Department of Clinical Immunology and Rheumatology, Hospital Edouard Herriot, 69437 Lyon Cedex 03, France.
Ann Rheum Dis. 2011 Oct;70(10):1713-8. doi: 10.1136/ard.2011.154252. Epub 2011 Jul 22.
Rheumatoid arthritis (RA) is one of the most appropriate conditions for the application of personalised medicine as a high degree of heterogeneity has been recognised, which remains to be explained. Such heterogeneity is also reflected in the large number of treatment targets and options. A growing number of biologics as well as small molecules are already in use and there are promising new drugs in development. In order to make the best use of treatment options, both targeted and non-targeted biomarkers have to be identified and validated. To this aim, new rules are needed for the interaction between academia and industry under regulatory control.
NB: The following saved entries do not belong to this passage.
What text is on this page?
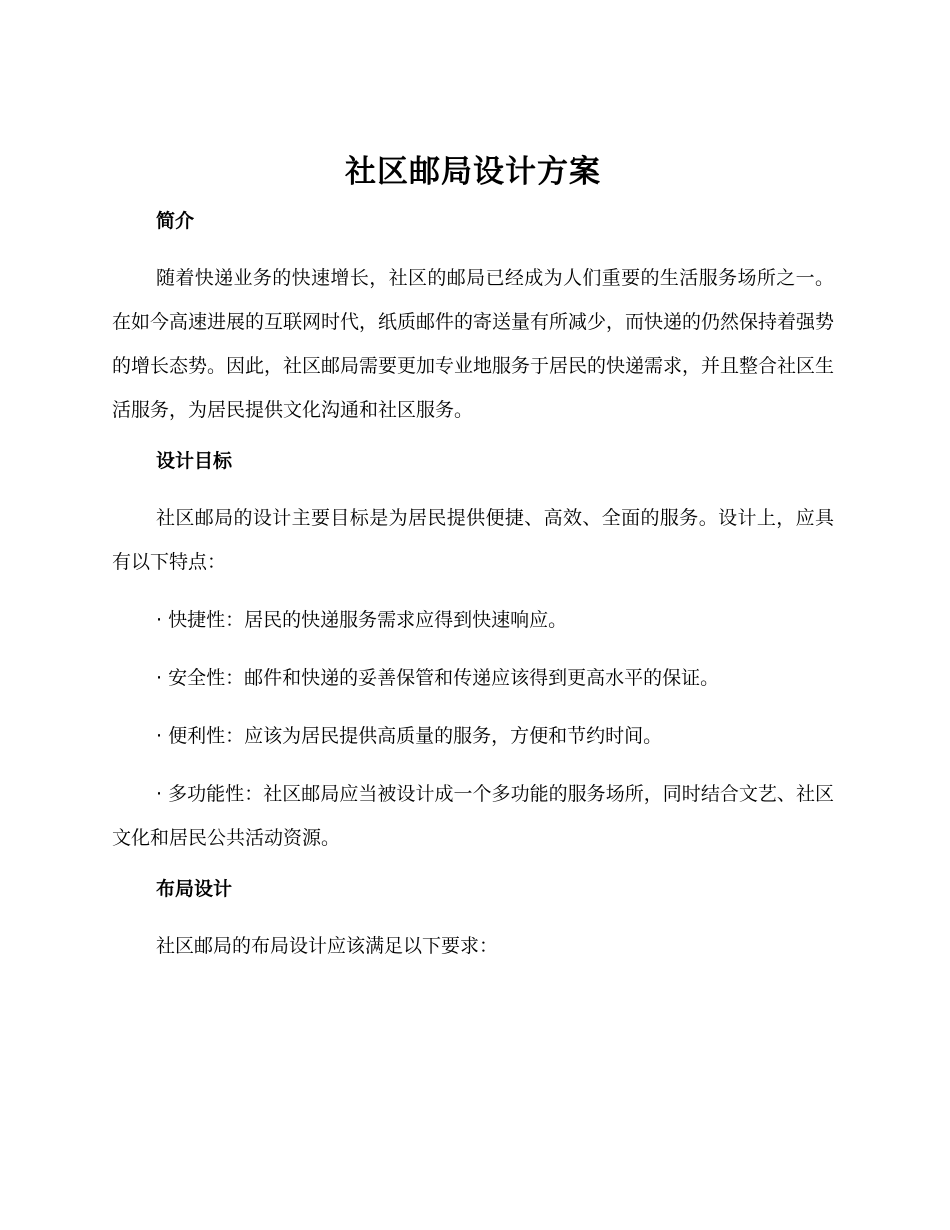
社区邮局设计方案
简介

随着快递业务的快速增长，社区的邮局已经成为人们重要的生活服务场所之一。在如今高速进展的互联网时代，纸质邮件的寄送量有所减少，而快递的仍然保持着强势的增长态势。因此，社区邮局需要更加专业地服务于居民的快递需求，并且整合社区生活服务，为居民提供文化沟通和社区服务。

设计目标

社区邮局的设计主要目标是为居民提供便捷、高效、全面的服务。设计上，应具有以下特点：

· 快捷性：居民的快递服务需求应得到快速响应。

· 安全性：邮件和快递的妥善保管和传递应该得到更高水平的保证。

· 便利性：应该为居民提供高质量的服务，方便和节约时间。

· 多功能性：社区邮局应当被设计成一个多功能的服务场所，同时结合文艺、社区文化和居民公共活动资源。

布局设计

社区邮局的布局设计应该满足以下要求：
Setting up multi-centre biosample collections with clear definition of access, organising early, possibly non-committing discussions with regulatory authorities, and defining a clear route for the validation, qualification and registration of the biomarker-drug combination are some of the more critical areas where effective collaboration between the drug industry, academia and regulators is needed.
类风湿关节炎(RA)是个性化医学应用的最适宜条件之一,因为已经认识到存在高度的异质性,但这种异质性仍有待解释。这种异质性也反映在大量的治疗靶点和选择上。越来越多的生物制剂和小分子药物已经在使用中,并且有许多有前途的新药正在开发中。为了充分利用治疗选择,必须确定和验证有针对性和非靶向的生物标志物。为此,需要在监管控制下制定学术界和工业界之间的新规则。建立具有明确准入定义的多中心生物样本库,与监管机构进行早期、可能无约束力的讨论,并为生物标志物-药物组合的验证、资格和注册定义明确的途径,是药物行业、学术界和监管机构之间需要进行有效合作的一些更为关键的领域。